Regarding Justin Noia's Sept. 20 column "Ground Rules," an alternative viewpoint to his poor characterization of the abortion debate is required.
Many pro-lifers' attempts to associate pro-choicers with genocide and racism is a disgusting strawman. There are few, if any "pro-abortionists." Pro-choice advocates simply do not force or counsel a woman to abort/keep a child she wants/doesn't want. Otherwise, one abrogates a woman's right to self-determination and SCOTUS defined privacy.
The polarizing strawman "innocent life" has no basis in medical science. A delivered pregnancy shorter than 20 weeks has a 99 percent mortality rate, with mortality decreasing with increased gestation time. A fetus, potential human life, often cannot be saved in the best conditions. Pro-lifers should complain that Erectile Dysfunction can be treated (arguably increasing pre-term birth and miscarriage rate), but every pre-term baby cannot be saved. Pro-lifers ignore spontaneous abortions (a.k.a. miscarriages), which occur in 25 percent of pregnancies.
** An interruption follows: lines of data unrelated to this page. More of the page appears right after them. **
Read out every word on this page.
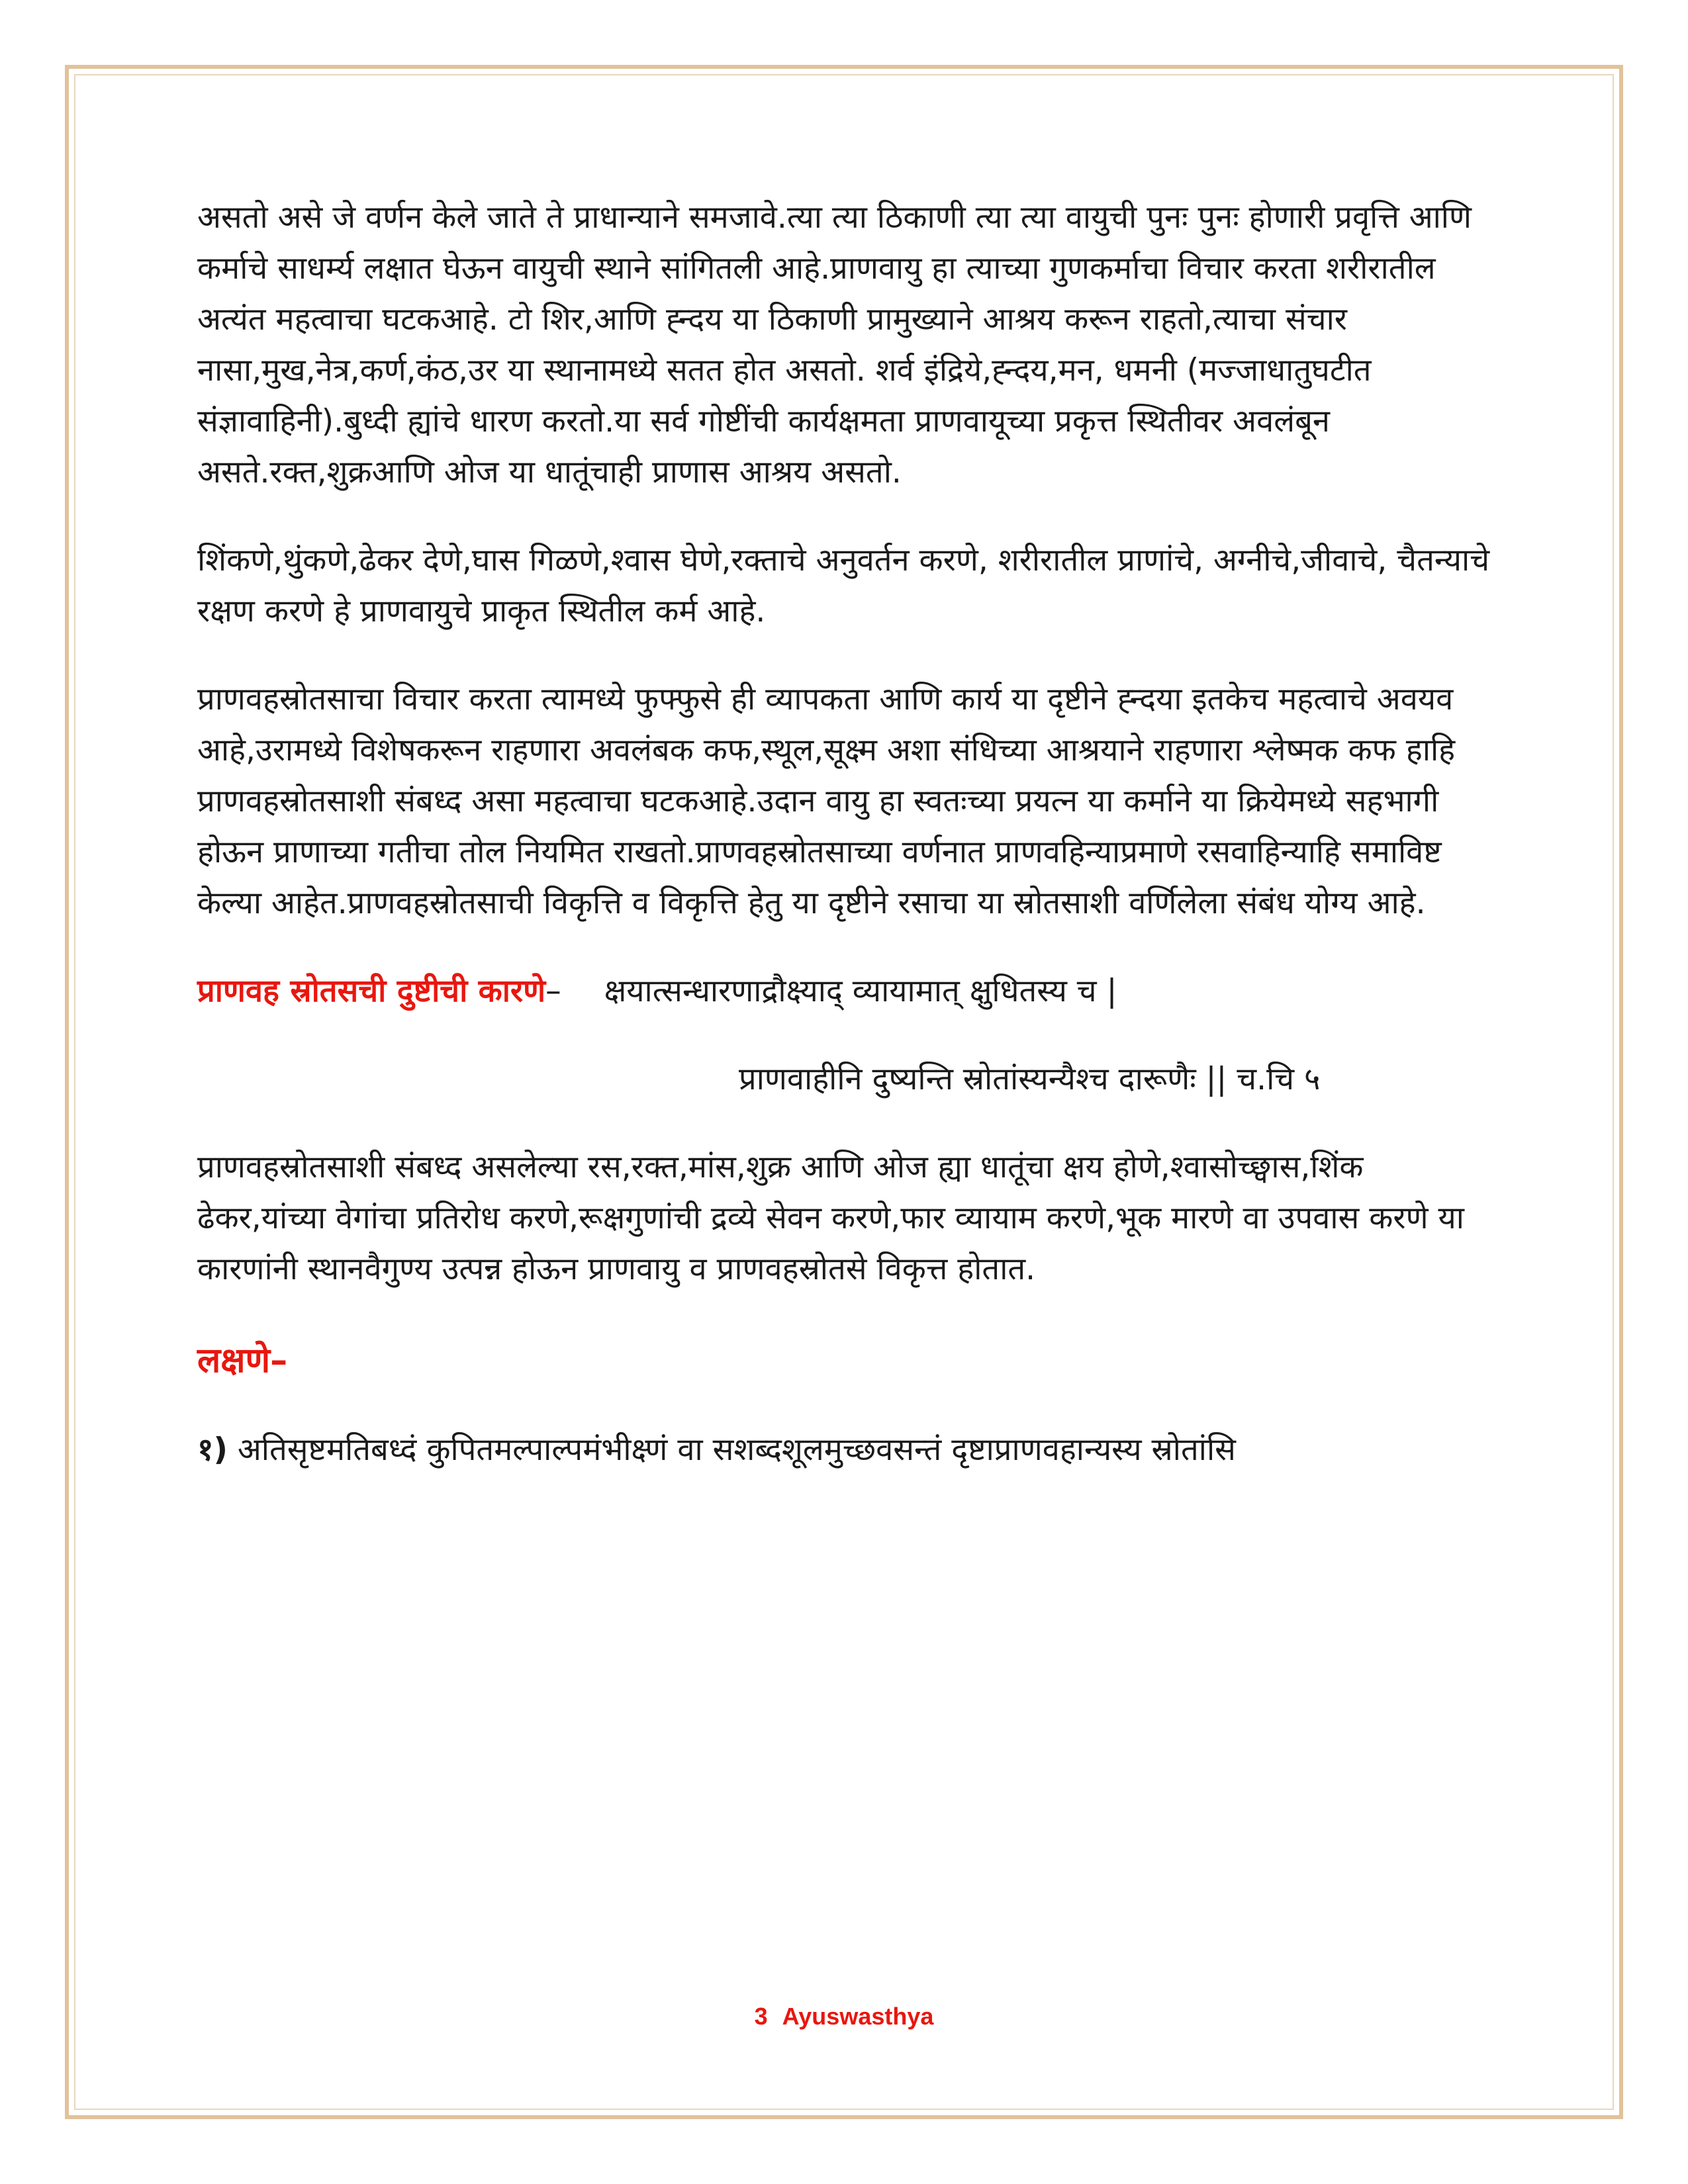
असतो असे जे वर्णन केले जाते ते प्राधान्याने समजावे.त्या त्या ठिकाणी त्या त्या वायुची पुनः पुनः होणारी प्रवृत्ति आणि कर्माचे साधर्म्य लक्षात घेऊन वायुची स्थाने सांगितली आहे.प्राणवायु हा त्याच्या गुणकर्माचा विचार करता शरीरातील अत्यंत महत्वाचा घटकआहे. टो शिर,आणि ह्न्दय या ठिकाणी प्रामुख्याने आश्रय करून राहतो,त्याचा संचार नासा,मुख,नेत्र,कर्ण,कंठ,उर या स्थानामध्ये सतत होत असतो. शर्व इंद्रिये,ह्न्दय,मन, धमनी (मज्जाधातुघटीत संज्ञावाहिनी).बुध्दी ह्यांचे धारण करतो.या सर्व गोष्टींची कार्यक्षमता प्राणवायूच्या प्रकृत्त स्थितीवर अवलंबून असते.रक्त,शुक्रआणि ओज या धातूंचाही प्राणास आश्रय असतो.

शिंकणे,थुंकणे,ढेकर देणे,घास गिळणे,श्वास घेणे,रक्ताचे अनुवर्तन करणे, शरीरातील प्राणांचे, अग्नीचे,जीवाचे, चैतन्याचे रक्षण करणे हे प्राणवायुचे प्राकृत स्थितील कर्म आहे.

प्राणवहस्रोतसाचा विचार करता त्यामध्ये फुफ्फुसे ही व्यापकता आणि कार्य या दृष्टीने ह्न्दया इतकेच महत्वाचे अवयव आहे,उरामध्ये विशेषकरून राहणारा अवलंबक कफ,स्थूल,सूक्ष्म अशा संधिच्या आश्रयाने राहणारा श्लेष्मक कफ हाहि प्राणवहस्रोतसाशी संबध्द असा महत्वाचा घटकआहे.उदान वायु हा स्वतःच्या प्रयत्न या कर्माने या क्रियेमध्ये सहभागी होऊन प्राणाच्या गतीचा तोल नियमित राखतो.प्राणवहस्रोतसाच्या वर्णनात प्राणवहिन्याप्रमाणे रसवाहिन्याहि समाविष्ट केल्या आहेत.प्राणवहस्रोतसाची विकृत्ति व विकृत्ति हेतु या दृष्टीने रसाचा या स्रोतसाशी वर्णिलेला संबंध योग्य आहे.

प्राणवह स्रोतसची दुष्टीची कारणे– क्षयात्सन्धारणाद्रौक्ष्याद् व्यायामात् क्षुधितस्य च |
प्राणवाहीनि दुष्यन्ति स्रोतांस्यन्यैश्च दारूणैः || च.चि ५

प्राणवहस्रोतसाशी संबध्द असलेल्या रस,रक्त,मांस,शुक्र आणि ओज ह्या धातूंचा क्षय होणे,श्वासोच्छ्वास,शिंक ढेकर,यांच्या वेगांचा प्रतिरोध करणे,रूक्षगुणांची द्रव्ये सेवन करणे,फार व्यायाम करणे,भूक मारणे वा उपवास करणे या कारणांनी स्थानवैगुण्य उत्पन्न होऊन प्राणवायु व प्राणवहस्रोतसे विकृत्त होतात.

लक्षणे–

१) अतिसृष्टमतिबध्दं कुपितमल्पाल्पमंभीक्ष्णं वा सशब्दशूलमुच्छवसन्तं दृष्टाप्राणवहान्यस्य स्रोतांसि

3 Ayuswasthya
Believers in "Something Else" should also condemn their allegedly benevolent, powerful deity for not saving an "innocent life" through negligence or unintelligent design of the reproductive system. Will pro-lifers make exceptions when the mother's health is threatened by medical complications or for victims of rape or incest? Will they force women to terminate or delay higher education during and after pregnancy, education that can grant more personal stability to conceive, carry to term and nurture a child for 18 years?
The transition from fetus to a human person is a gradual process. Just as the law makes a sudden distinction between childhood vice adulthood at 18 years old, there is no objective standard to judge legal personhood for a fetus. Each jurisdiction makes up its own collective mind. Abortion is most emphatically NOT murder. It is a most often a spontaneous, natural act, and far less often a medical procedure done for any number of valid moral, ethical and responsible reasons.